Alongside the financing, Helsing announced a new entity in Estonia and committed to spend €70 million on Baltic defense projects over the next three years. Scherf said the company planned to open similar outposts across the region.

Kaja Kallas, Estonia’s prime minister, said Helsing’s entrance was “very welcome” in her country. “That is what I have been advocating,” she said in an emailed statement. “We need actions, not just words.” 

Helsing executives declined to share its number of contracts or sales. But Scherf said an undisclosed maritime contract, finalized in recent months, gave Helsing reach into military operations by land, sea and air. “It was always part of our ambition, and we’ve achieved that,” he said. 

Earlier this year, Helsing agreed to work with Ukraine to implement AI into drones, which have transformed the battlefield.

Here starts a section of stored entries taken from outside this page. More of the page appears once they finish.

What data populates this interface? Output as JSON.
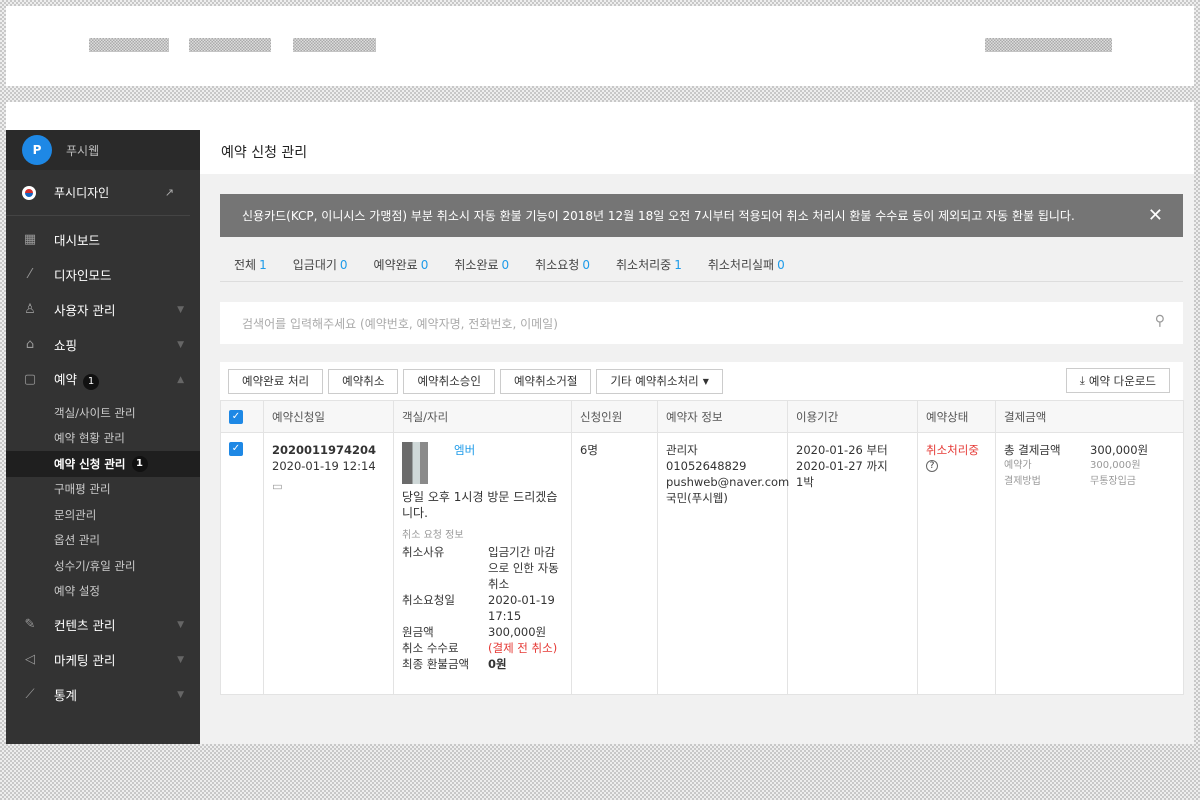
{
  "sidebar": {
    "brand": {
      "logo": "P",
      "name": "푸시웹"
    },
    "site": {
      "name": "푸시디자인",
      "external_icon": "external-link-icon"
    },
    "items": [
      {
        "label": "대시보드",
        "icon": "grid-icon"
      },
      {
        "label": "디자인모드",
        "icon": "wand-icon"
      },
      {
        "label": "사용자 관리",
        "icon": "user-icon"
      },
      {
        "label": "쇼핑",
        "icon": "bag-icon"
      },
      {
        "label": "예약",
        "icon": "calendar-icon",
        "badge": "1"
      },
      {
        "label": "컨텐츠 관리",
        "icon": "edit-icon"
      },
      {
        "label": "마케팅 관리",
        "icon": "megaphone-icon"
      },
      {
        "label": "통계",
        "icon": "chart-icon"
      }
    ],
    "sub": [
      "객실/사이트 관리",
      "예약 현황 관리",
      "예약 신청 관리",
      "구매평 관리",
      "문의관리",
      "옵션 관리",
      "성수기/휴일 관리",
      "예약 설정"
    ],
    "sub_badge": "1"
  },
  "page": {
    "title": "예약 신청 관리"
  },
  "notice": {
    "text": "신용카드(KCP, 이니시스 가맹점) 부분 취소시 자동 환불 기능이 2018년 12월 18일 오전 7시부터 적용되어 취소 처리시 환불 수수료 등이 제외되고 자동 환불 됩니다.",
    "close": "✕"
  },
  "tabs": [
    {
      "label": "전체",
      "count": "1"
    },
    {
      "label": "입금대기",
      "count": "0"
    },
    {
      "label": "예약완료",
      "count": "0"
    },
    {
      "label": "취소완료",
      "count": "0"
    },
    {
      "label": "취소요청",
      "count": "0"
    },
    {
      "label": "취소처리중",
      "count": "1"
    },
    {
      "label": "취소처리실패",
      "count": "0"
    }
  ],
  "search": {
    "placeholder": "검색어를 입력해주세요 (예약번호, 예약자명, 전화번호, 이메일)"
  },
  "toolbar": {
    "buttons": [
      "예약완료 처리",
      "예약취소",
      "예약취소승인",
      "예약취소거절",
      "기타 예약취소처리"
    ],
    "download": "예약 다운로드"
  },
  "table": {
    "headers": [
      "예약신청일",
      "객실/자리",
      "신청인원",
      "예약자 정보",
      "이용기간",
      "예약상태",
      "결제금액"
    ],
    "row": {
      "order_no": "2020011974204",
      "order_date": "2020-01-19 12:14",
      "room_name": "엠버",
      "memo": "당일 오후 1시경 방문 드리겠습니다.",
      "cancel_title": "취소 요청 정보",
      "cancel": {
        "reason_label": "취소사유",
        "reason": "입금기간 마감으로 인한 자동 취소",
        "date_label": "취소요청일",
        "date": "2020-01-19 17:15",
        "amount_label": "원금액",
        "amount": "300,000원",
        "fee_label": "취소 수수료",
        "fee": "(결제 전 취소)",
        "refund_label": "최종 환불금액",
        "refund": "0원"
      },
      "people": "6명",
      "booker": {
        "name": "관리자",
        "phone": "01052648829",
        "email": "pushweb@naver.com",
        "group": "국민(푸시웹)"
      },
      "period": {
        "start": "2020-01-26 부터",
        "end": "2020-01-27 까지",
        "nights": "1박"
      },
      "status": "취소처리중",
      "payment": {
        "total_label": "총 결제금액",
        "total": "300,000원",
        "price_label": "예약가",
        "price": "300,000원",
        "method_label": "결제방법",
        "method": "무통장입금"
      }
    }
  }
}
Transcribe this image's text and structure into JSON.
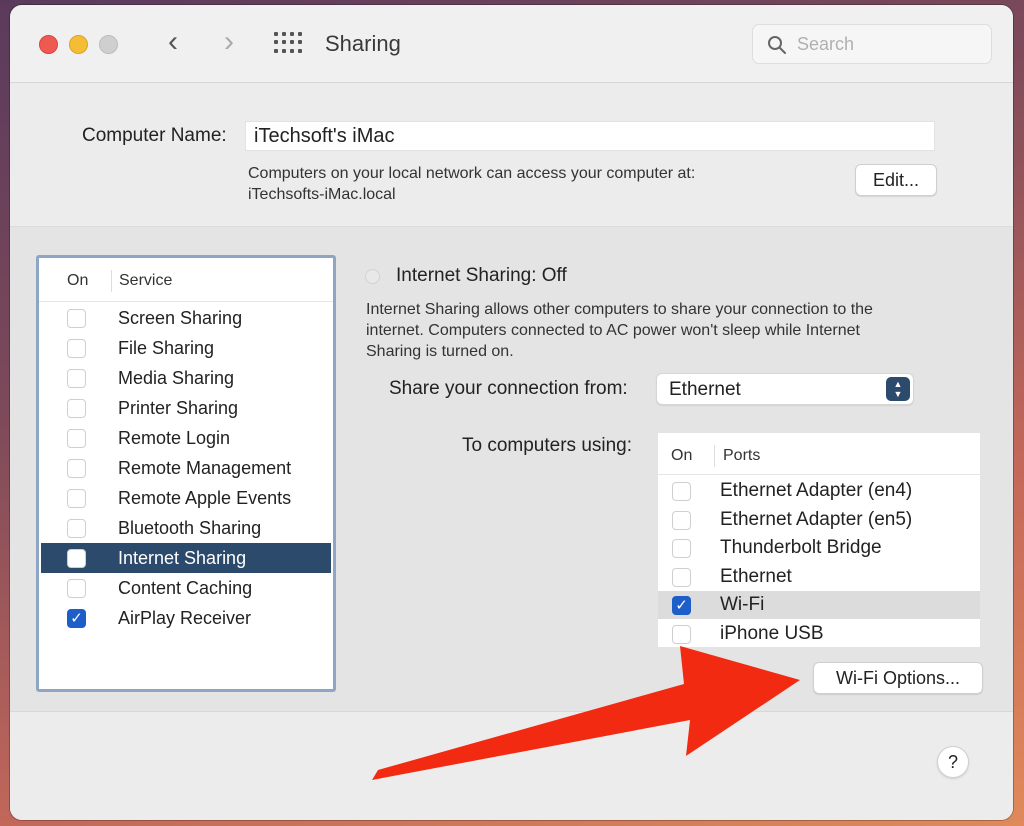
{
  "window": {
    "title": "Sharing",
    "search_placeholder": "Search"
  },
  "computer_name": {
    "label": "Computer Name:",
    "value": "iTechsoft's iMac",
    "desc_line1": "Computers on your local network can access your computer at:",
    "desc_line2": "iTechsofts-iMac.local",
    "edit_label": "Edit..."
  },
  "services": {
    "header_on": "On",
    "header_service": "Service",
    "items": [
      {
        "label": "Screen Sharing",
        "checked": false
      },
      {
        "label": "File Sharing",
        "checked": false
      },
      {
        "label": "Media Sharing",
        "checked": false
      },
      {
        "label": "Printer Sharing",
        "checked": false
      },
      {
        "label": "Remote Login",
        "checked": false
      },
      {
        "label": "Remote Management",
        "checked": false
      },
      {
        "label": "Remote Apple Events",
        "checked": false
      },
      {
        "label": "Bluetooth Sharing",
        "checked": false
      },
      {
        "label": "Internet Sharing",
        "checked": false,
        "selected": true
      },
      {
        "label": "Content Caching",
        "checked": false
      },
      {
        "label": "AirPlay Receiver",
        "checked": true
      }
    ]
  },
  "internet_sharing": {
    "title": "Internet Sharing: Off",
    "desc_line1": "Internet Sharing allows other computers to share your connection to the",
    "desc_line2": "internet. Computers connected to AC power won't sleep while Internet",
    "desc_line3": "Sharing is turned on.",
    "share_from_label": "Share your connection from:",
    "share_from_value": "Ethernet",
    "to_computers_label": "To computers using:",
    "ports_header_on": "On",
    "ports_header_ports": "Ports",
    "ports": [
      {
        "label": "Ethernet Adapter (en4)",
        "checked": false
      },
      {
        "label": "Ethernet Adapter (en5)",
        "checked": false
      },
      {
        "label": "Thunderbolt Bridge",
        "checked": false
      },
      {
        "label": "Ethernet",
        "checked": false
      },
      {
        "label": "Wi-Fi",
        "checked": true,
        "highlight": true
      },
      {
        "label": "iPhone USB",
        "checked": false
      }
    ],
    "wifi_options_label": "Wi-Fi Options..."
  },
  "help": {
    "label": "?"
  },
  "colors": {
    "selection": "#2c4a6c",
    "checkbox_checked": "#1d5ec8",
    "annotation_arrow": "#f22a12"
  }
}
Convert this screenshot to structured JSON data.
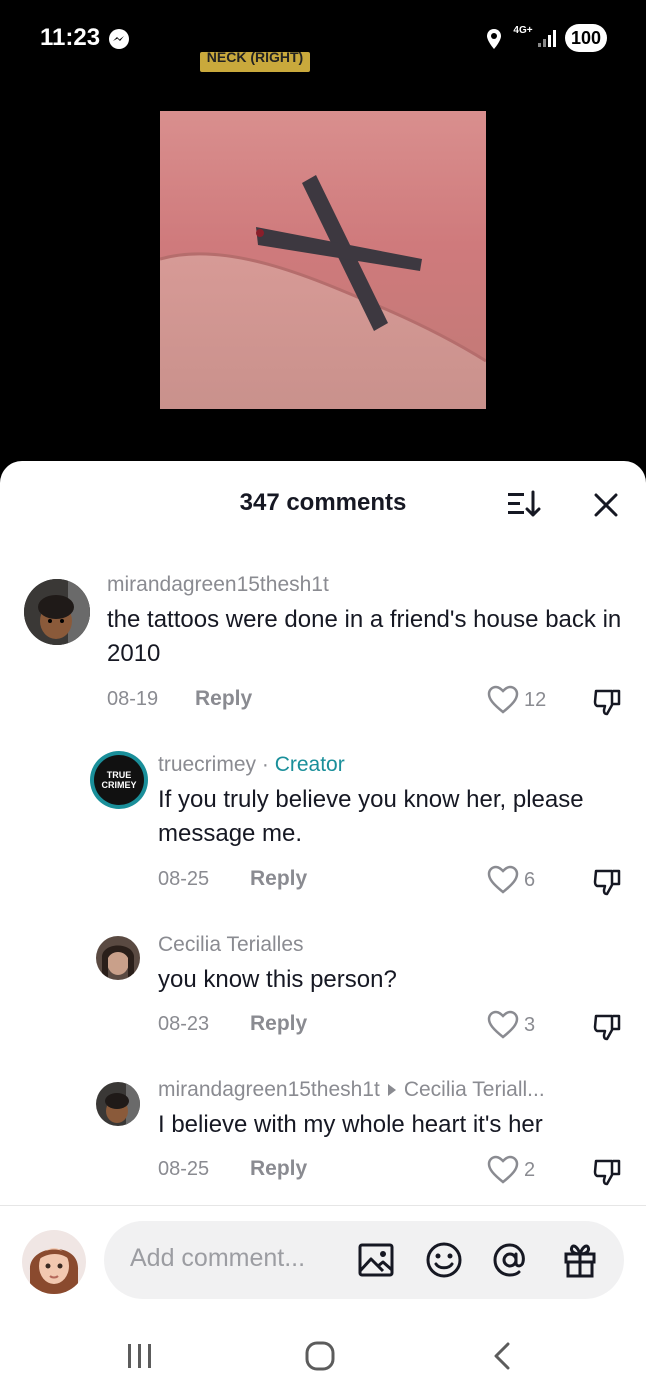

To date, Helsing has raised €769 million from investors including Prima Materia, an investment fund co-founded by Spotify Technology SA founder Daniel Ek, and Swedish defense supplier Saab AB, which participated in its financing last September. Joining the newest round are a slate of first-time backers: Accel, Lightspeed Venture Partners, Plural, Greenoaks Capital Management and Elad Gil, a prolific Silicon Valley investor. The Financial Times and Forbes reported earlier on aspects of Helsing’s latest deal. 

Reil, Helsing’s co-CEO, said the new money will be used to develop products and train AI datasets at the company, which is just shy of 300 employees. 

Some of those resources will go to maintaining software that Reil says ensures humans, rather than autonomous systems, make final decisions on any lethal operations. “It’s one of the core beliefs of the company,” he said, adding that this was despite some “adversaries” taking the opposite tack.